Cystectomy and ileal conduit urinary diversion as an option
In patients with an end-stage NGB that are not candidates for BNC, cystectomy and ileal conduit urinary diversion does remain a viable alternative but is far from ideal. In our experience, 50% (5/10) of the patients required surgical intervention due to complications, during a median follow up of 11 yrs, range 2–30 yrs. This incidence of complication is well within the range of those previously published that reveal approximately 60% of patients at 10 years of follow up will require a surgical intervention following an ileal conduit. Surgical interventions predominantly revolve around the treatment of urolithiasis, stomal/peristomal complications, ureteral-enteric stenosis, incisional hernias, and small bowel obstruction (35-37).
Conclusions
In conclusion, although there is no perfect treatment modality, for the patient with a NGB who refuses or is unable to perform intermittent catheterization, we currently prefer treatment with SPT placement or where indicated cystectomy and urinary conduit formation.
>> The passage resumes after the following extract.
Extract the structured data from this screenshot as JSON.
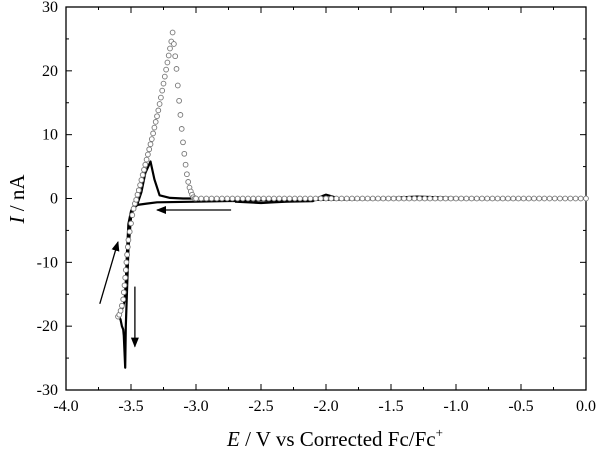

Due to the significant long-term complications, we have seen following ileovesicostomy we have dropped this procedure from our surgical armamentarium.
Acknowledgments
The authors would like to thank Sue Rathbun, who has helped maintain the prospective database on patients with neurogenic bladder impairment.
Footnote
Conflicts of Interest: The authors have no conflicts of interest to declare.
Ethical Statement: The authors are accountable for all aspects of the work in ensuring that questions related to the accuracy or integrity of any part of the work are appropriately investigated and resolved. The permission to maintain the database and the study has been approved by the Mayo Ethical and Research Committee (IRB 07-003450) and informed consent for inclusion obtained from all patients.